Schuchter bedient sich dreier Hauptfiguren, um der Geschichte nachzuspüren. Wir schreiben das Jahr 1990. Ein unplatzierter Ball landet auf der Fensterscheibe des als grantig verschrienen Josef Lahner. Lukas, der Schütze, muss sich entschuldigen und als Abbitte dem etwas gebrechlichen Pensionisten zur Hand gehen. Widerwillig folgt er der Anordnung seiner Mutter. Da geschieht das Unerwartete: Lukas fängt an, dem "Alten" zuzuhören. "Vielleicht konnte er hier, in seinem strafweisen Exil, mehr lernen, als stumm auf einem Stuhl zu sitzen." Die beiden unternehmen lange Spaziergänge, bei denen Lahner dem Jungen seine Lebensgeschichte erzählt und seine Ansichten vom Leben mitteilt. Gierig saugt Lukas dieses Wissen auf. Dadurch skeptisch geworden, beginnt er an den Erzählungen, mit denen er seit je gefüttert worden ist, zu zweifeln: Andreas Hofer, die verhassten Deutschen und Wiener, die Geschichte Südtirols -alles erfährt eine Neubewertung.

Der alte Mann hat manche Geheimnisse. Eines davon betrifft seinen Gefängnisaufenthalt. Zur Zeit der Bomben in Südtirol war er zum falschen Zeitpunkt am falschen Ort gewesen, geriet ins Visier der italienischen Behörden und wurde gefoltert.

Das Schweigen der Schuldigen

Einer, Giuseppe Monte, die dritte zentrale Figur, der damals dabei war, trifft unvermutet auf Lahner und muss sich seiner Vergangenheit stellen. Er war zwar kein Täter, aber er hat gewusst und geschwiegen. Das Schweigen spielt eine große Rolle in diesem Roman, das Schweigen der Schuldigen, das schlechte Gewissen, das stumm macht. Erst das Gespräch eröffnet einen Raum, in dem Begegnung möglich wird, vielleicht sogar Versöhnung.

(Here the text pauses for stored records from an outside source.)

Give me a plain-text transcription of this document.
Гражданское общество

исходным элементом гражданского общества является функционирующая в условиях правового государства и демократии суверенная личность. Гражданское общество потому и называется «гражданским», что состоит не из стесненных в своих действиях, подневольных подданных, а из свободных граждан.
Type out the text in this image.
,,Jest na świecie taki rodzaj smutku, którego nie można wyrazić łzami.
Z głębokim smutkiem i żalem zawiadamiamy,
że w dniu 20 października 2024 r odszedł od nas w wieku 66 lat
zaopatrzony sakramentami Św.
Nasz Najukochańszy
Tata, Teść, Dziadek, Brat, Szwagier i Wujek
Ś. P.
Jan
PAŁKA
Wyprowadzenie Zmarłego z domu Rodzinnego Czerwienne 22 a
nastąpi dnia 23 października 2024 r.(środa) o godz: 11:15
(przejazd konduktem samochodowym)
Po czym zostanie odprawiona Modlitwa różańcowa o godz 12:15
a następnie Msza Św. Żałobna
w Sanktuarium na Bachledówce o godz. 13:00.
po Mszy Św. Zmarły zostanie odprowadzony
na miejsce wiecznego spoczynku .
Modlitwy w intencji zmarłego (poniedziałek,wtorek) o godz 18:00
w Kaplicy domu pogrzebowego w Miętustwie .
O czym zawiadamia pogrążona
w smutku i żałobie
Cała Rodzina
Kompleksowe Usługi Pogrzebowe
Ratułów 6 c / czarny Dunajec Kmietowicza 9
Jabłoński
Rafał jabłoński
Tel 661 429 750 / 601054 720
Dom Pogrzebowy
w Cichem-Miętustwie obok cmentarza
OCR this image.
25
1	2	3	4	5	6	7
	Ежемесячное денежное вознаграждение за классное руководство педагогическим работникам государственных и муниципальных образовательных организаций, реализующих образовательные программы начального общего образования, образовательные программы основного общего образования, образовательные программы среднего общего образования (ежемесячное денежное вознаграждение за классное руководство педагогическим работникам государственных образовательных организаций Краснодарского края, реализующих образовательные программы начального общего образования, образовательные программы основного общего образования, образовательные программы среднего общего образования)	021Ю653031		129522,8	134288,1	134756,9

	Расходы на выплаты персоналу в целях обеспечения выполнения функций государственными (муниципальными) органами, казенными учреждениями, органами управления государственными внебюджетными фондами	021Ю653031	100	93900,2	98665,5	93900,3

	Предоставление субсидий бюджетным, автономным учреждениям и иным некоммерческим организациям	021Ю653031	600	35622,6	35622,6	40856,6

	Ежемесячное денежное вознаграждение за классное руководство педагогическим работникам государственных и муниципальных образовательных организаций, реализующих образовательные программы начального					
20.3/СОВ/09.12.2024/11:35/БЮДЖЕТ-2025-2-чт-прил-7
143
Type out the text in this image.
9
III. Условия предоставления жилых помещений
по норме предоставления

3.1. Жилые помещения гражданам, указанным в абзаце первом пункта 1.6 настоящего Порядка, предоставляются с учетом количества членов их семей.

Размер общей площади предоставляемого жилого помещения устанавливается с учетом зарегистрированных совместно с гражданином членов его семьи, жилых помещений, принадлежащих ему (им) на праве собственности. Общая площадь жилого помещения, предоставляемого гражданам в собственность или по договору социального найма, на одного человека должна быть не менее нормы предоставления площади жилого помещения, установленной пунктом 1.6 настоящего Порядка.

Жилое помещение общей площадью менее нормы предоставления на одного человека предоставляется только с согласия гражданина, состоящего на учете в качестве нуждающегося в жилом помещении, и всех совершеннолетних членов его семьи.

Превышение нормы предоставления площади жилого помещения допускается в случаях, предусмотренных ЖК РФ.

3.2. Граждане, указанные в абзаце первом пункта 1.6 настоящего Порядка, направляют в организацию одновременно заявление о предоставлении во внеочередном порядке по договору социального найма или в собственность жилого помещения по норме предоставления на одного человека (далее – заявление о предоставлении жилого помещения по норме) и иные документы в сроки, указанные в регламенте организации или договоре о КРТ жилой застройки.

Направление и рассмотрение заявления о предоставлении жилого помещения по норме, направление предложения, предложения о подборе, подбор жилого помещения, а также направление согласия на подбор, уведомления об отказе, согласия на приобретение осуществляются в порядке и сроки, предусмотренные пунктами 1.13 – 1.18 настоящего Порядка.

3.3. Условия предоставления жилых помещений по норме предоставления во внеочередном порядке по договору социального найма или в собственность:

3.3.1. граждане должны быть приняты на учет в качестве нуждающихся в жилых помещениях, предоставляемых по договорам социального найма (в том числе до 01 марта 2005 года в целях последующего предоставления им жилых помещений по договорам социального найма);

Die Position des personalen Erzählers ist ganz nah dran an den Figuren, aus deren Perspektive erzählt wird. So werden etwa Lukas' Beobachtungen und Gedanken authentisch aus der Sicht des Zehnjährigen wiedergegeben. Die Bereitschaft zum Infragestellen einmal gemachter Vorstellungen, fixierter Lebenskonzepte zeichnet die innere Haltung von Schuchters Protagonisten aus. Großartig wird dieses In-Zweifel-Ziehen der eigenen Erinnerungen inszeniert, bis hin zur Möglichkeit einer Korrektur der Vergangenheit. "Es ist Zeit, den Nebel zu lichten, es kommt Föhn auf. Ab heute gibt es Föhntage."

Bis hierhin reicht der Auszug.